Is my bad contractor bonded and insured?


When hiring your contractor, verifying whether he is licensed in your state and that the license is valid is probably your first concern, as well it should be. In some states, a contractor must also be bonded (also called a surety bond), which is an additional measure of insurance that protects the homeowner from unpredictable behaviour of a bad contractor. But too often, a bad contractor will not be bonded. So what are the implications of a bad contractor who is not bonded?

First, understand what your state’s laws are regarding contractor bonds. In most states, purchasing a bond is required along with licensure. However, contractor bonds may not be required if you live in the following states: Nebraska, Rhode Island, Maine, Kentucky, Vermont, and West Virginia. Other states may require a bond depending on which county you reside in; these states include Kansas, Mississippi, Montana, Virginia, Connecticut, and Wyoming. A bad contractor will take advantage of more lax laws in certain counties or states by cutting corners on building permits, completing jobs, or supplying necessary materials, all of which could result in damages. You may or may not have known that your contractor isn’t bonded, but you will need to be prepared for certain outcomes.

· Since one of the worst things a bad contractor can do is bail on you without completing the job, not being bonded will expose you to the risk of your job staying unfinished.
· Most often, contractors acquire the building permits themselves at the behest of you, the owner of the property.

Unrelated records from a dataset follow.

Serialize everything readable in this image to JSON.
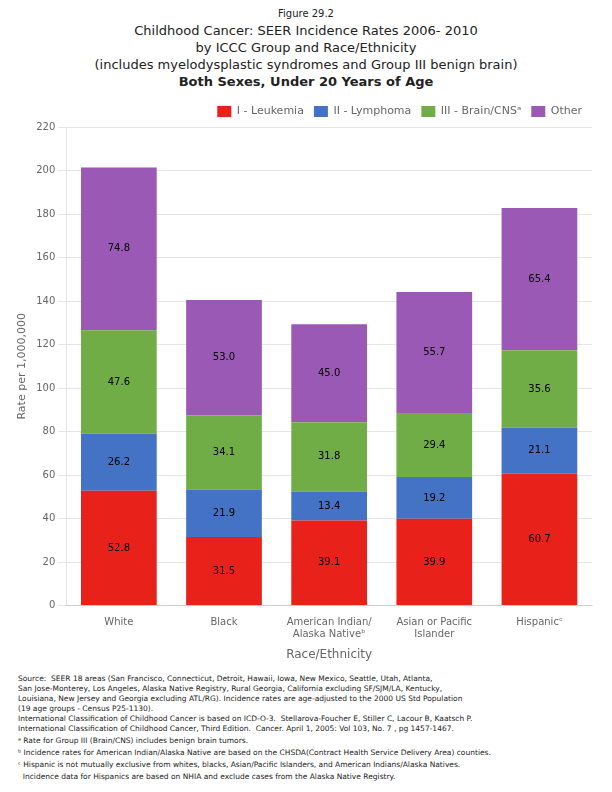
{
  "chart_data": {
    "type": "bar",
    "stacked": true,
    "subtitle": "Figure 29.2",
    "title": [
      "Childhood Cancer: SEER Incidence Rates 2006- 2010",
      "by ICCC Group and Race/Ethnicity",
      "(includes myelodysplastic syndromes and Group III benign brain)",
      "Both Sexes, Under 20 Years of Age"
    ],
    "xlabel": "Race/Ethnicity",
    "ylabel": "Rate per 1,000,000",
    "categories": [
      "White",
      "Black",
      "American Indian/\nAlaska Nativeᵇ",
      "Asian or Pacific\nIslander",
      "Hispanicᶜ"
    ],
    "series": [
      {
        "name": "I - Leukemia",
        "color": "#e8221b",
        "values": [
          52.8,
          31.5,
          39.1,
          39.9,
          60.7
        ]
      },
      {
        "name": "II - Lymphoma",
        "color": "#4472c4",
        "values": [
          26.2,
          21.9,
          13.4,
          19.2,
          21.1
        ]
      },
      {
        "name": "III - Brain/CNSᵃ",
        "color": "#70ad47",
        "values": [
          47.6,
          34.1,
          31.8,
          29.4,
          35.6
        ]
      },
      {
        "name": "Other",
        "color": "#9b59b6",
        "values": [
          74.8,
          53.0,
          45.0,
          55.7,
          65.4
        ],
        "value_labels": [
          "74.8",
          "53.0",
          "45.0",
          "55.7",
          "65.4"
        ]
      }
    ],
    "ylim": [
      0,
      220
    ],
    "yticks": [
      0,
      20,
      40,
      60,
      80,
      100,
      120,
      140,
      160,
      180,
      200,
      220
    ],
    "grid": true,
    "legend": "upper right",
    "data_labels": true,
    "annotations": [
      "Source:  SEER 18 areas (San Francisco, Connecticut, Detroit, Hawaii, Iowa, New Mexico, Seattle, Utah, Atlanta,\nSan Jose-Monterey, Los Angeles, Alaska Native Registry, Rural Georgia, California excluding SF/SJM/LA, Kentucky,\nLouisiana, New Jersey and Georgia excluding ATL/RG). Incidence rates are age-adjusted to the 2000 US Std Population\n(19 age groups - Census P25-1130).\nInternational Classification of Childhood Cancer is based on ICD-O-3.  Stellarova-Foucher E, Stiller C, Lacour B, Kaatsch P.\nInternational Classification of Childhood Cancer, Third Edition.  Cancer. April 1, 2005: Vol 103, No. 7 , pg 1457-1467.",
      "ᵃ Rate for Group III (Brain/CNS) includes benign brain tumors.",
      "ᵇ Incidence rates for American Indian/Alaska Native are based on the CHSDA(Contract Health Service Delivery Area) counties.",
      "ᶜ Hispanic is not mutually exclusive from whites, blacks, Asian/Pacific Islanders, and American Indians/Alaska Natives.",
      "  Incidence data for Hispanics are based on NHIA and exclude cases from the Alaska Native Registry."
    ]
  }
}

Therefore, it is your responsibility to make sure that your contractor followed through to get the permit before performing work.
· As it pertains to supplies, remember to have a detailed (or as detailed as possible) contract with the contractor about which supplies he must buy, because a bonded contractor will be covered in the event that necessary materials or supplies are not provided.
· What work do you plan on doing on your house? Some trades, or subcontractors, are required to be bonded themselves in certain states like Washington and Wisconsin. Make sure you vet your subs before hiring them.

Remember—don’t assume that just because your contractor is licensed, that you are covered in the event that your contractor goes rogue.